The intuitive argument: $P_2$ has a bigger influence $\to$ the system has inertia $\to$ natural selection is weakened. The direction is right, but the conclusion needs to be made more precise.

What $P_2$ introduces at its core is not inertia per se, but memory / path dependence / time-averaging. It makes strategy updating depend less on the current single-shot performance and more on the cumulative outcome over time. Biologically, this is closer to "long-term average performance" or "history influences current fitness," rather than inertia in the classical physics sense.

To say "natural selection is weakened" is inaccurate. The more accurate statement is: it shifts natural selection from "instantaneous selection" to "historical selection."
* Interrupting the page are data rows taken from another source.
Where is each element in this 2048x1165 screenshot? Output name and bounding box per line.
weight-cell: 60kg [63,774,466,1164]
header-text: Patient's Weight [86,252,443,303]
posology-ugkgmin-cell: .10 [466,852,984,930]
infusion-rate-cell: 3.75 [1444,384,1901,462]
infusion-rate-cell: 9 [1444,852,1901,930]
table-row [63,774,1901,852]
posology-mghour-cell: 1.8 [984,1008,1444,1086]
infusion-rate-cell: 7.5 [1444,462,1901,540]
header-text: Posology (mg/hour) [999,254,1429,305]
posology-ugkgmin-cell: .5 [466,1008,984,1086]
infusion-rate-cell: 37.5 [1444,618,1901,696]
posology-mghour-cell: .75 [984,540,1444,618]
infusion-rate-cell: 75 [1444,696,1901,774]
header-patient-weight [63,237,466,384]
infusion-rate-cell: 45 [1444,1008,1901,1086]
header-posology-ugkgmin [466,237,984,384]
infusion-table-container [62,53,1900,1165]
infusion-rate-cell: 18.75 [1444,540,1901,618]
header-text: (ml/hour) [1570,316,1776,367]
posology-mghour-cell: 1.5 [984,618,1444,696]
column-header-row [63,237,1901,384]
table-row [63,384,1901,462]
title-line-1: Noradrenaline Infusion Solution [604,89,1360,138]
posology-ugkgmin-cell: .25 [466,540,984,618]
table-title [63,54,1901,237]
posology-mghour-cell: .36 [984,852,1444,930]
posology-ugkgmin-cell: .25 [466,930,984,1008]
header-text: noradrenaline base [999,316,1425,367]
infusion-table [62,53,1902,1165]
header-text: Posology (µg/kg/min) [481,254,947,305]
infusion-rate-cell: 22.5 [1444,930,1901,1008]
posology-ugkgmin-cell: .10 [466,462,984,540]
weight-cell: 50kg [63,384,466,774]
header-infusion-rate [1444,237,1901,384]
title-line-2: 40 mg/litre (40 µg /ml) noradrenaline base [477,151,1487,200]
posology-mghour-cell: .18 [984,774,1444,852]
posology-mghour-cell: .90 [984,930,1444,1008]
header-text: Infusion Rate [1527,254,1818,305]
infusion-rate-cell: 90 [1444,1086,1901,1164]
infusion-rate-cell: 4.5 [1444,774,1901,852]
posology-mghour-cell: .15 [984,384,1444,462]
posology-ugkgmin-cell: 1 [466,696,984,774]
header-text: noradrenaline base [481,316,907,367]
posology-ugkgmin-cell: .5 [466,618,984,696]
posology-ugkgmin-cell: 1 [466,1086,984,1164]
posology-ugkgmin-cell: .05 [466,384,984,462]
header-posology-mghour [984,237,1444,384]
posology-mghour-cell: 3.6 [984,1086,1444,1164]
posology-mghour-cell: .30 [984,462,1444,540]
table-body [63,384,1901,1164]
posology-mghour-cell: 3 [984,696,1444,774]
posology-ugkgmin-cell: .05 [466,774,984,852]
The distinction between the two is not "strong" versus "weak," but "looking at what":

  • Instantaneous selection: if you perform well this generation, the next generation gains an advantage.
  • Historical selection: if your total historical performance is strong, the next generation gains an advantage.

In a stable environment, historical selection can even make the system look more "stable" β€” it dampens short-term fluctuations, effectively smoothing the signal over time. In a rapidly changing environment, it is the one that appears to "fall behind" β€” outdated cumulative information drags on the new changes.

"Slower to react" is a statement relative to environmental change β€” it is an adaptive lag, not an absolute property.

Two Modes of Natural Selection

After these corrections, the translation can be completed:

Model 1: selection acts on current phenotype performance; adaptation is responsive and local. Natural selection is based on current fitness, is responsive, and has no memory.

Model 2: selection acts on historical accumulated performance; adaptation has memory and path dependence. Natural selection is based on cumulative fitness, and exhibits memory and path dependence.

Under the "each step = one generation" interpretation, $P_1$ is more like "this generation's reproductive success," and $P_2$ is more like "total reproductive success accumulated across generations" or "long-term fitness trajectory." Model 2 is more appropriate for explaining delayed payoff, experience accumulation, or long-term strategy evaluation. The difference between the two modes is not the strength of selection, but the basis on which selection operates β€” the present or the past.

Model 1 approximates selection based on instantaneous fitness, leading to a fast and locally responsive evolutionary update.

Model 2 approximates selection based on cumulative fitness, introducing memory and delayed response to environmental change.

Closing Remarks

We do not actually know how natural selection operates on "cooperation" in games β€” is it instantaneous selection, or historical selection? That is an empirical question, not one that mathematics can answer.

But if we assume Model 1 and Model 2 correspond to these two modes respectively, then it is fair to say that natural selection in Model 2 "reacts more slowly" β€” as long as "slower" is understood precisely: not weaker selection pressure, but reduced sensitivity to environmental change, with an adaptive lag built in.

Model 1: selection is more responsive and memoryless.

Model 2: selection is more history-dependent and has a lag.

What is natural selection "looking at," in the end? Perhaps the question itself is miscast β€” natural selection is not "looking" at anything. It is just a statistical outcome.

The one really "looking," I suspect, is the motive behind every free will's decision.